Patient underwent total thyroidectomy, central neck with ipsilateral neck dissection. Prior to the surgery, he was admitted for etomidate infusion in ICU to lower his cortisol levels as well as started on Aldactone for management of his hypokalaemia and Valsartan for his hypertension. Total thyroidectomy and central neck dissection were performed removing clinically suspicious lymph nodes from level 6 and level 7.

Post operatively, calcitonin levels decreased immediately to 36.3 pg/mL from 4906pg/mL as well as the ACTH levels dropping to 0.3pmol/L from 46.4 pmol/L pre-operatively thus showing clinical response to the surgery. Patient was followed up 10 months post-surgery with persistently low calcitonin levels of 22.8 pg/mL, CEA 0.6 mcg/L, and ACTH of 1.1pmol/L. Repeat imaging 6 months did not show any local or distant recurrence.
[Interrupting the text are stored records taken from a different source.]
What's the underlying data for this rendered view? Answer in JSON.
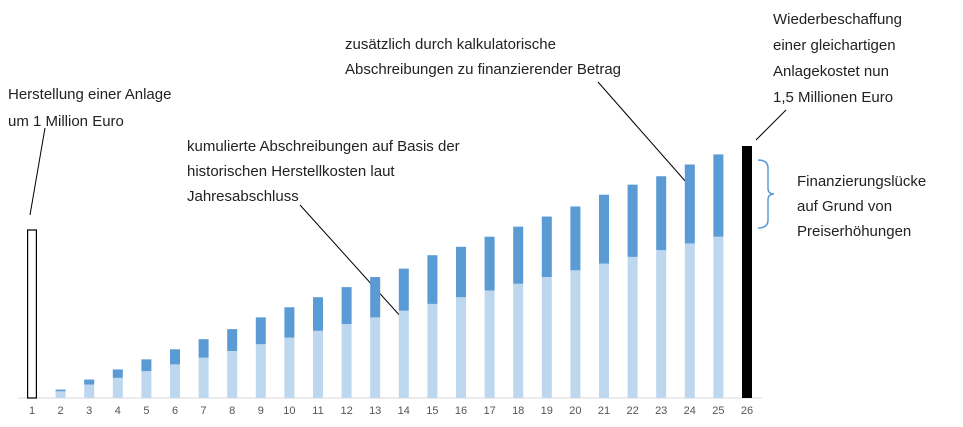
{
  "chart_data": {
    "type": "bar",
    "stacked": true,
    "categories": [
      "1",
      "2",
      "3",
      "4",
      "5",
      "6",
      "7",
      "8",
      "9",
      "10",
      "11",
      "12",
      "13",
      "14",
      "15",
      "16",
      "17",
      "18",
      "19",
      "20",
      "21",
      "22",
      "23",
      "24",
      "25",
      "26"
    ],
    "series": [
      {
        "color": "#ffffff",
        "edgecolor": "#000000",
        "values": [
          1,
          null,
          null,
          null,
          null,
          null,
          null,
          null,
          null,
          null,
          null,
          null,
          null,
          null,
          null,
          null,
          null,
          null,
          null,
          null,
          null,
          null,
          null,
          null,
          null,
          null
        ]
      },
      {
        "color": "#bdd7ee",
        "values": [
          null,
          0.04,
          0.08,
          0.12,
          0.16,
          0.2,
          0.24,
          0.28,
          0.32,
          0.36,
          0.4,
          0.44,
          0.48,
          0.52,
          0.56,
          0.6,
          0.64,
          0.68,
          0.72,
          0.76,
          0.8,
          0.84,
          0.88,
          0.92,
          0.96,
          null
        ]
      },
      {
        "color": "#5b9bd5",
        "values": [
          null,
          0.01,
          0.03,
          0.05,
          0.07,
          0.09,
          0.11,
          0.13,
          0.16,
          0.18,
          0.2,
          0.22,
          0.24,
          0.25,
          0.29,
          0.3,
          0.32,
          0.34,
          0.36,
          0.38,
          0.41,
          0.43,
          0.44,
          0.47,
          0.49,
          null
        ]
      },
      {
        "color": "#000000",
        "values": [
          null,
          null,
          null,
          null,
          null,
          null,
          null,
          null,
          null,
          null,
          null,
          null,
          null,
          null,
          null,
          null,
          null,
          null,
          null,
          null,
          null,
          null,
          null,
          null,
          null,
          1.5
        ]
      }
    ],
    "ylim": [
      0,
      1.6
    ],
    "annotations": [
      {
        "lines": [
          "Herstellung einer Anlage",
          "um 1 Million Euro"
        ]
      },
      {
        "lines": [
          "kumulierte Abschreibungen auf Basis der",
          "historischen Herstellkosten laut",
          "Jahresabschluss"
        ]
      },
      {
        "lines": [
          "zusätzlich durch kalkulatorische",
          "Abschreibungen zu finanzierender Betrag"
        ]
      },
      {
        "lines": [
          "Wiederbeschaffung",
          "einer gleichartigen",
          "Anlagekostet nun",
          "1,5 Millionen Euro"
        ]
      },
      {
        "lines": [
          "Finanzierungslücke",
          "auf Grund von",
          "Preiserhöhungen"
        ]
      }
    ]
  }
}
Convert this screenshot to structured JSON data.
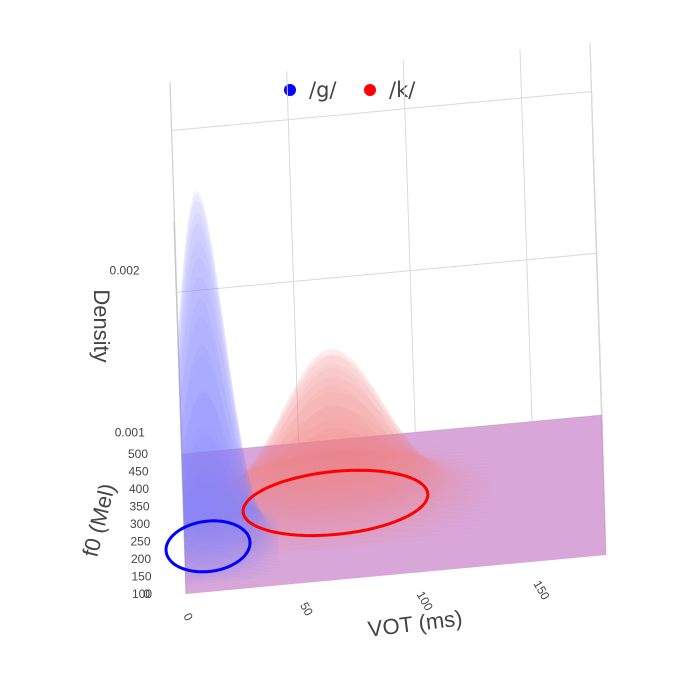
{
  "legend": [
    {
      "name": "/g/",
      "color": "#0000ff"
    },
    {
      "name": "/k/",
      "color": "#ff0000"
    }
  ],
  "chart_data": {
    "type": "surface3d",
    "title": "",
    "axes": {
      "x": {
        "label": "VOT (ms)",
        "ticks": [
          "0",
          "50",
          "100",
          "150"
        ],
        "range": [
          0,
          180
        ]
      },
      "y": {
        "label": "f0 (Mel)",
        "ticks": [
          "100",
          "150",
          "200",
          "250",
          "300",
          "350",
          "400",
          "450",
          "500"
        ],
        "range": [
          100,
          500
        ]
      },
      "z": {
        "label": "Density",
        "ticks": [
          "0",
          "0.001",
          "0.002"
        ],
        "range": [
          0,
          0.0023
        ]
      }
    },
    "grid": true,
    "legend_position": "top-center",
    "series": [
      {
        "name": "/g/",
        "color": "#0000ff",
        "surface_color": "#8080ff",
        "vot_mean": 10,
        "vot_sd": 10,
        "f0_mean": 230,
        "f0_sd": 40,
        "peak_density": 0.0022
      },
      {
        "name": "/k/",
        "color": "#ff0000",
        "surface_color": "#f08080",
        "vot_mean": 65,
        "vot_sd": 22,
        "f0_mean": 320,
        "f0_sd": 50,
        "peak_density": 0.00095
      }
    ],
    "floor_plane": {
      "density": 0,
      "color": "#c070c0"
    }
  }
}
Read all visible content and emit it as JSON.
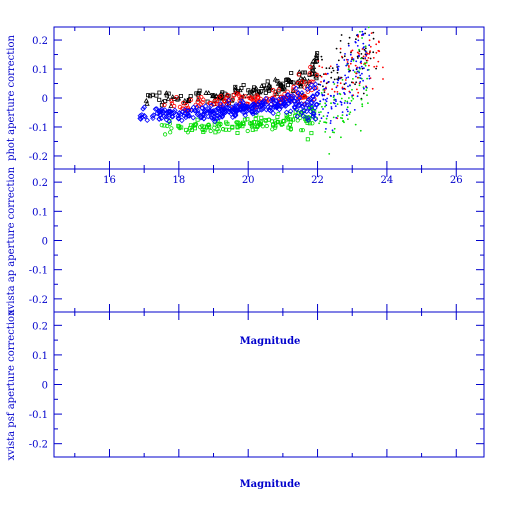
{
  "colors": {
    "axis": "#0000cc",
    "series": [
      "#000000",
      "#ff0000",
      "#00dd00",
      "#0000ff"
    ]
  },
  "chart_data": [
    {
      "type": "scatter",
      "panel": "top",
      "ylabel": "phot aperture correction",
      "xlim": [
        14.4,
        26.8
      ],
      "ylim": [
        -0.245,
        0.245
      ],
      "xticks": [
        "16",
        "18",
        "20",
        "22",
        "24",
        "26"
      ],
      "yticks": [
        "0.2",
        "0.1",
        "0",
        "-0.1",
        "-0.2"
      ],
      "grid": false,
      "series": [
        {
          "color": "#000000",
          "marker": "square/triangle",
          "trend": [
            [
              17.0,
              0.0
            ],
            [
              19.0,
              0.0
            ],
            [
              21.0,
              0.04
            ],
            [
              22.5,
              0.12
            ],
            [
              23.5,
              0.2
            ]
          ]
        },
        {
          "color": "#ff0000",
          "marker": "circle",
          "trend": [
            [
              17.5,
              -0.03
            ],
            [
              19.0,
              -0.02
            ],
            [
              21.0,
              0.0
            ],
            [
              22.5,
              0.06
            ],
            [
              23.7,
              0.2
            ]
          ]
        },
        {
          "color": "#00dd00",
          "marker": "square/star",
          "trend": [
            [
              17.5,
              -0.1
            ],
            [
              19.5,
              -0.1
            ],
            [
              21.0,
              -0.08
            ],
            [
              22.5,
              -0.06
            ],
            [
              23.3,
              0.1
            ]
          ]
        },
        {
          "color": "#0000ff",
          "marker": "diamond/star",
          "trend": [
            [
              16.8,
              -0.06
            ],
            [
              19.0,
              -0.05
            ],
            [
              21.0,
              -0.02
            ],
            [
              22.5,
              0.0
            ],
            [
              23.3,
              0.15
            ]
          ]
        }
      ]
    },
    {
      "type": "scatter",
      "panel": "middle",
      "ylabel": "xvista ap aperture correction",
      "xlabel": "Magnitude",
      "xlim": [
        14.4,
        26.8
      ],
      "ylim": [
        -0.245,
        0.245
      ],
      "yticks": [
        "0.2",
        "0.1",
        "0",
        "-0.1",
        "-0.2"
      ],
      "series": []
    },
    {
      "type": "scatter",
      "panel": "bottom",
      "ylabel": "xvista psf aperture correction",
      "xlabel": "Magnitude",
      "xlim": [
        14.4,
        26.8
      ],
      "ylim": [
        -0.245,
        0.245
      ],
      "yticks": [
        "0.2",
        "0.1",
        "0",
        "-0.1",
        "-0.2"
      ],
      "series": []
    }
  ]
}
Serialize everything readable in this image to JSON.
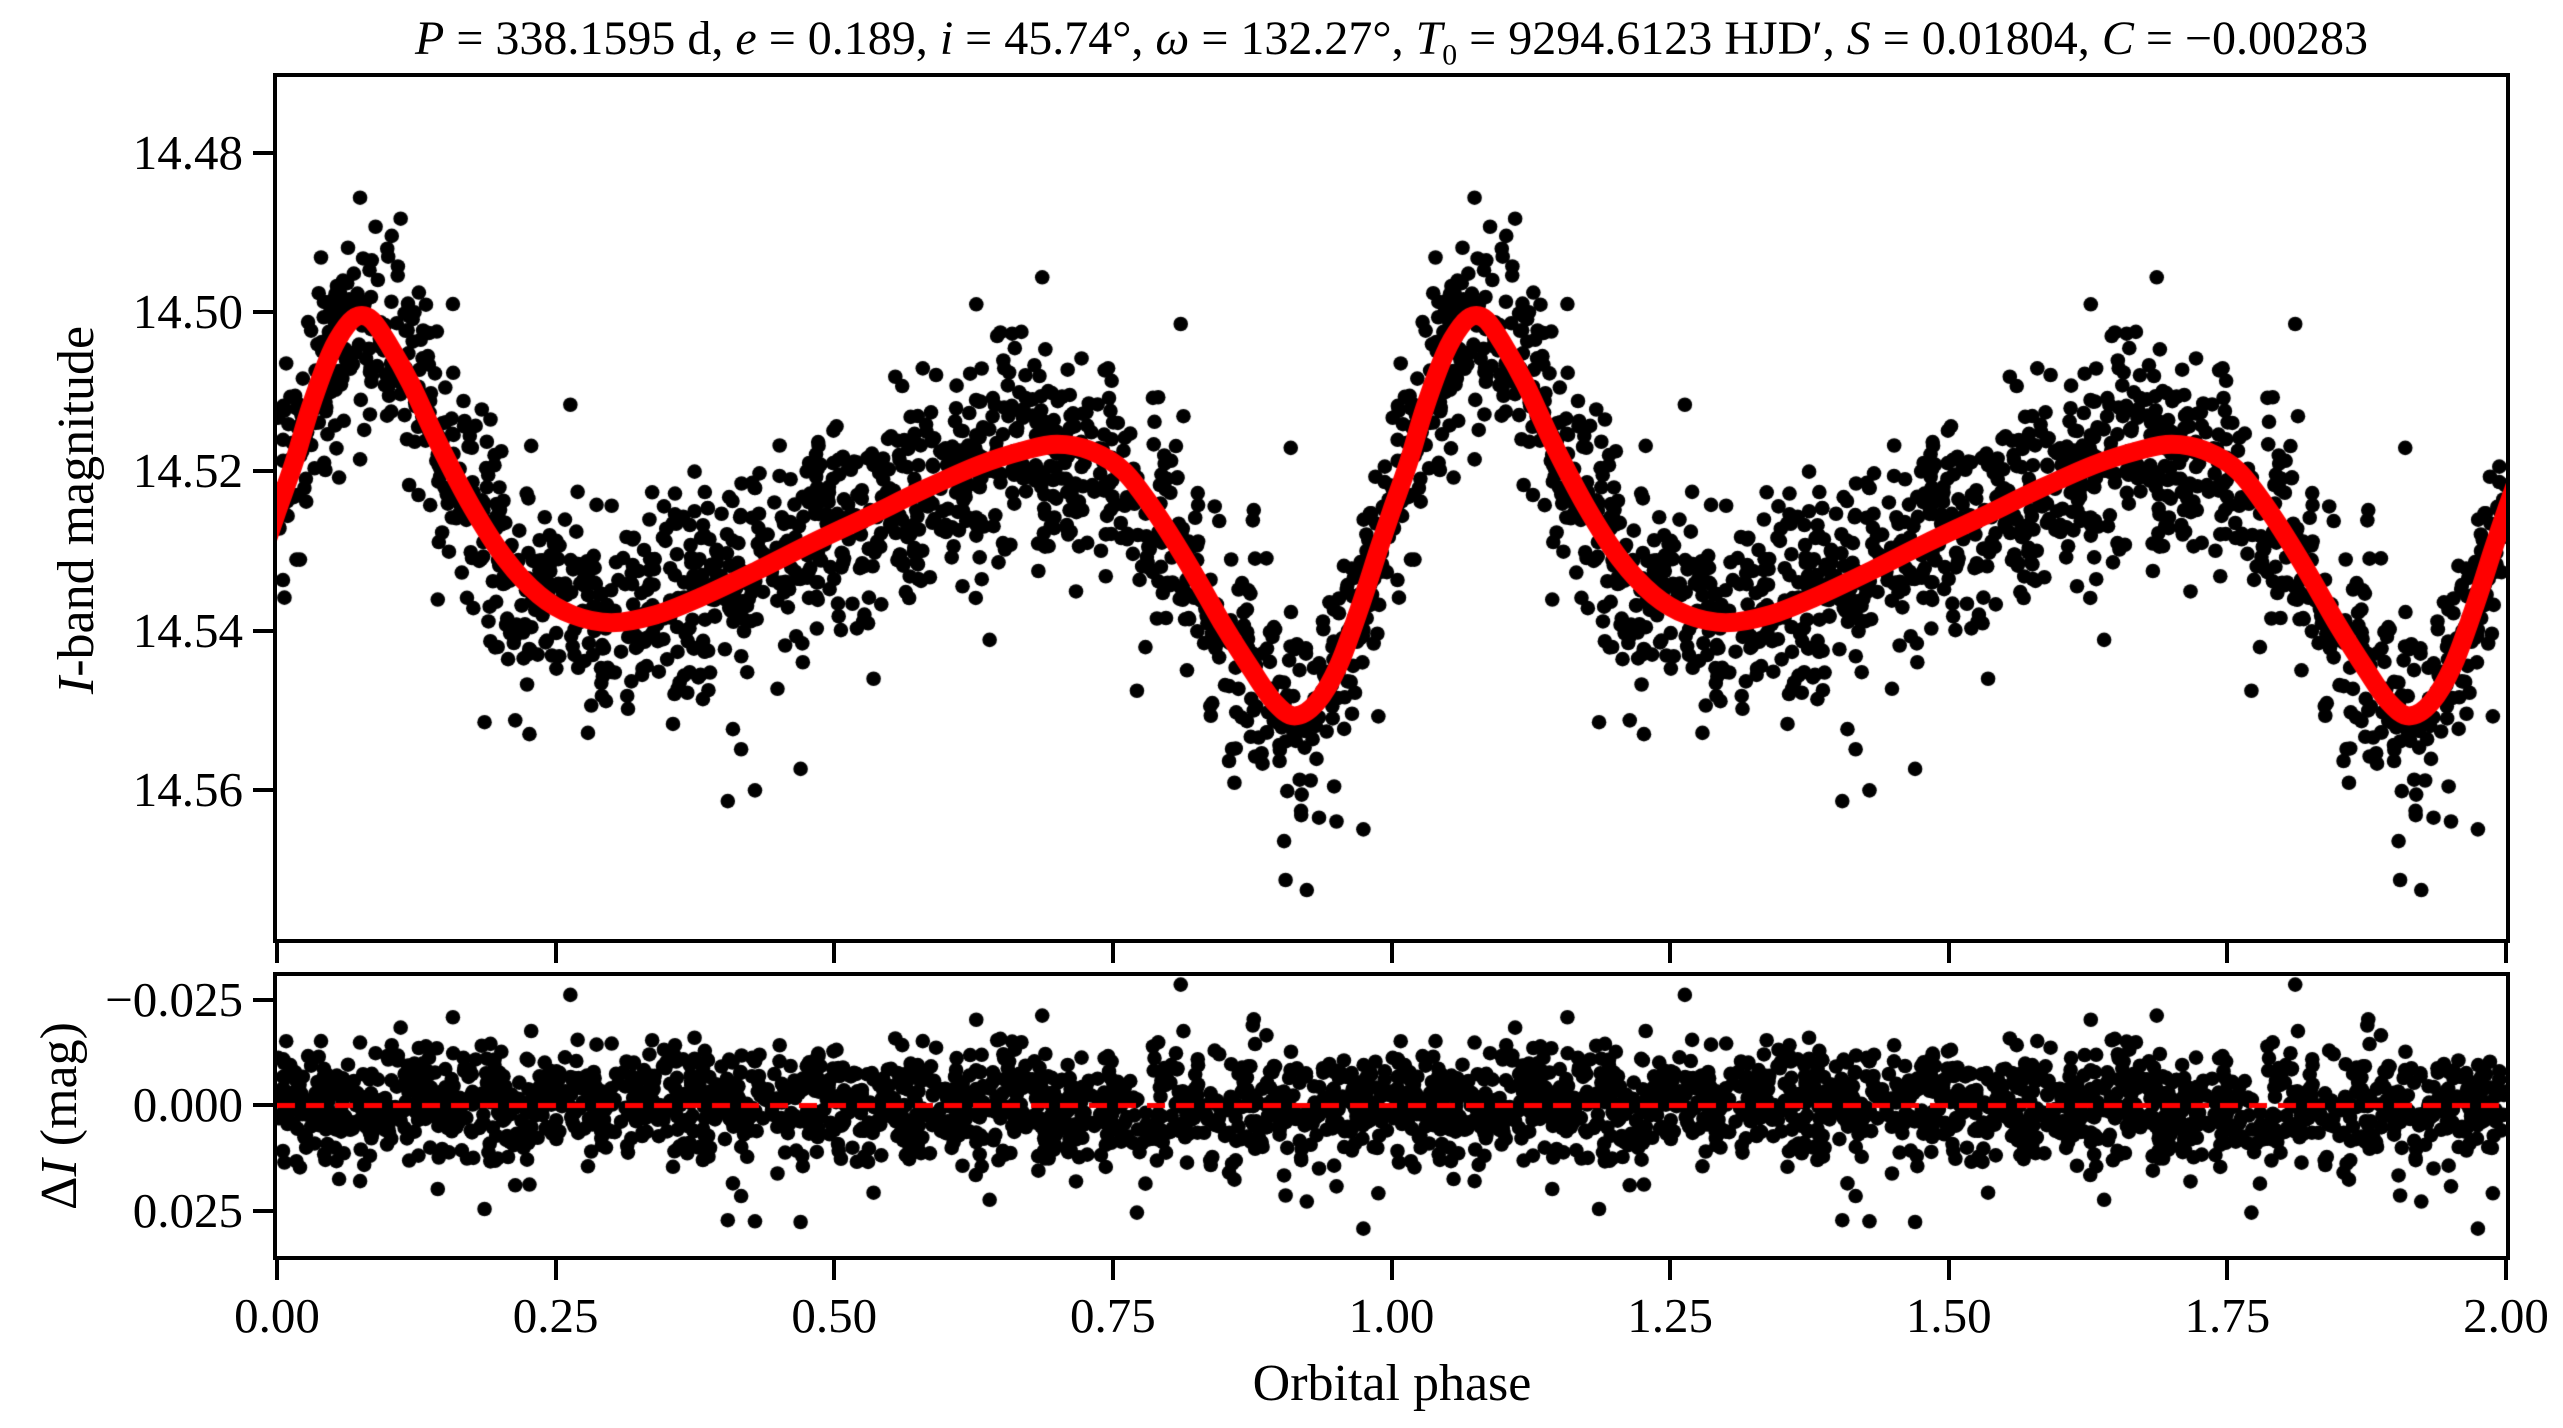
{
  "title": {
    "text": "P = 338.1595 d, e = 0.189, i = 45.74°, ω = 132.27°, T0 = 9294.6123 HJD′, S = 0.01804, C = −0.00283",
    "segments": [
      {
        "t": "P",
        "italic": true
      },
      {
        "t": " = 338.1595 d, "
      },
      {
        "t": "e",
        "italic": true
      },
      {
        "t": " = 0.189, "
      },
      {
        "t": "i",
        "italic": true
      },
      {
        "t": " = 45.74°, "
      },
      {
        "t": "ω",
        "italic": true
      },
      {
        "t": " = 132.27°, "
      },
      {
        "t": "T",
        "italic": true
      },
      {
        "t": "0",
        "sub": true
      },
      {
        "t": " = 9294.6123 HJD′, "
      },
      {
        "t": "S",
        "italic": true
      },
      {
        "t": " = 0.01804, "
      },
      {
        "t": "C",
        "italic": true
      },
      {
        "t": " = −0.00283"
      }
    ]
  },
  "chart_data": {
    "type": "scatter",
    "description": "Phase-folded I-band light curve of an eclipsing/ellipsoidal binary with fitted model (top) and fit residuals (bottom). Black dots are observations plotted over two phase cycles; thick red curve is the model; red dashed line marks zero residual.",
    "x_axis": {
      "label": "Orbital phase",
      "range": [
        0,
        2
      ],
      "ticks": [
        0,
        0.25,
        0.5,
        0.75,
        1.0,
        1.25,
        1.5,
        1.75,
        2.0
      ],
      "tick_labels": [
        "0.00",
        "0.25",
        "0.50",
        "0.75",
        "1.00",
        "1.25",
        "1.50",
        "1.75",
        "2.00"
      ]
    },
    "panels": [
      {
        "id": "light_curve",
        "y_axis": {
          "label": "I-band magnitude",
          "label_segments": [
            {
              "t": "I",
              "italic": true
            },
            {
              "t": "-band magnitude"
            }
          ],
          "range": [
            14.4705,
            14.5787
          ],
          "inverted_magnitude_axis": true,
          "ticks": [
            14.48,
            14.5,
            14.52,
            14.54,
            14.56
          ],
          "tick_labels": [
            "14.48",
            "14.50",
            "14.52",
            "14.54",
            "14.56"
          ]
        },
        "marker": {
          "color": "#000000",
          "radius": 7.3
        },
        "cycles": 2,
        "n_observations_per_cycle": 1500,
        "noise": {
          "sigma_core": 0.0065,
          "sigma_tail": 0.013,
          "tail_fraction": 0.08,
          "seed": 42
        },
        "model": {
          "color": "#ff0000",
          "line_width": 19,
          "cycle_phase": [
            0,
            0.015,
            0.03,
            0.048,
            0.062,
            0.073,
            0.085,
            0.1,
            0.12,
            0.145,
            0.175,
            0.205,
            0.235,
            0.265,
            0.3,
            0.34,
            0.38,
            0.43,
            0.48,
            0.53,
            0.58,
            0.63,
            0.67,
            0.7,
            0.73,
            0.76,
            0.79,
            0.82,
            0.85,
            0.875,
            0.895,
            0.913,
            0.933,
            0.953,
            0.973,
            0.988,
            1
          ],
          "cycle_mag": [
            14.525,
            14.519,
            14.512,
            14.5052,
            14.5018,
            14.5005,
            14.501,
            14.504,
            14.509,
            14.5165,
            14.5245,
            14.531,
            14.5355,
            14.538,
            14.539,
            14.538,
            14.5358,
            14.5325,
            14.529,
            14.5257,
            14.5223,
            14.5192,
            14.5174,
            14.5166,
            14.5174,
            14.52,
            14.5255,
            14.5322,
            14.5395,
            14.545,
            14.549,
            14.5507,
            14.549,
            14.5442,
            14.5365,
            14.53,
            14.525
          ],
          "features": {
            "primary_maximum": {
              "phase": 0.073,
              "mag": 14.5005
            },
            "broad_faint_plateau": {
              "phase": 0.3,
              "mag": 14.539
            },
            "secondary_hump": {
              "phase": 0.7,
              "mag": 14.5166
            },
            "eclipse_dip_minimum": {
              "phase": 0.913,
              "mag": 14.5507
            },
            "phase_zero_value": 14.525
          }
        }
      },
      {
        "id": "residuals",
        "y_axis": {
          "label": "ΔI (mag)",
          "label_segments": [
            {
              "t": "Δ"
            },
            {
              "t": "I",
              "italic": true
            },
            {
              "t": " (mag)"
            }
          ],
          "range": [
            -0.0307,
            0.0357
          ],
          "ticks": [
            -0.025,
            0.0,
            0.025
          ],
          "tick_labels": [
            "−0.025",
            "0.000",
            "0.025"
          ]
        },
        "marker": {
          "color": "#000000",
          "radius": 7.3
        },
        "zero_line": {
          "value": 0.0,
          "color": "#ff0000",
          "line_width": 5,
          "dash": [
            18,
            11
          ]
        }
      }
    ]
  }
}
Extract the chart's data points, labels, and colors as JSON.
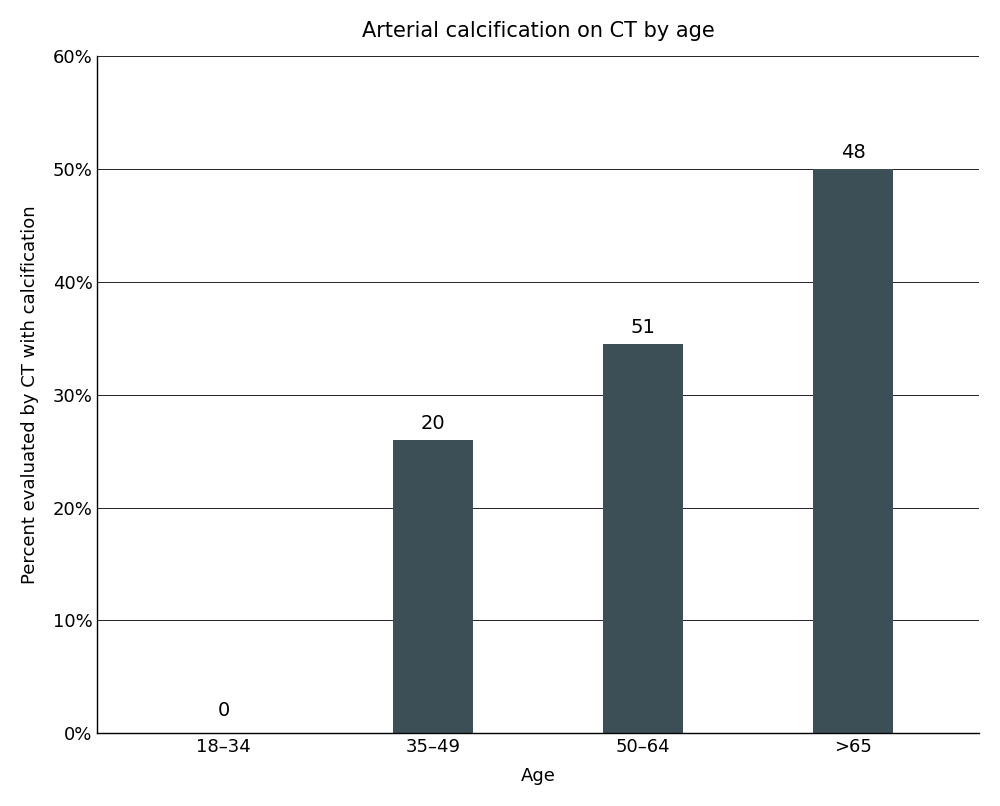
{
  "categories": [
    "18–34",
    "35–49",
    "50–64",
    ">65"
  ],
  "values": [
    0,
    26,
    34.5,
    50
  ],
  "labels": [
    "0",
    "20",
    "51",
    "48"
  ],
  "bar_color": "#3d4f56",
  "title": "Arterial calcification on CT by age",
  "xlabel": "Age",
  "ylabel": "Percent evaluated by CT with calcification",
  "ylim": [
    0,
    0.6
  ],
  "yticks": [
    0.0,
    0.1,
    0.2,
    0.3,
    0.4,
    0.5,
    0.6
  ],
  "title_fontsize": 15,
  "label_fontsize": 13,
  "tick_fontsize": 13,
  "annotation_fontsize": 14,
  "background_color": "#ffffff"
}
As per the American thyroid association guidelines for the management of medullary thyroid carcinoma, the management plan was guided by radiological finding as well as calcitonin levels. ACTH and calcitonin levels were used as the prognosticating factors as well as a marker for relapse. Guidelines also recommend lymph node dissection of levels II to VI whereas for this patient, lymph nodes from level 7 were cleared from carotid to trachea. These lymph nodes aren't in the usual standard of dissection.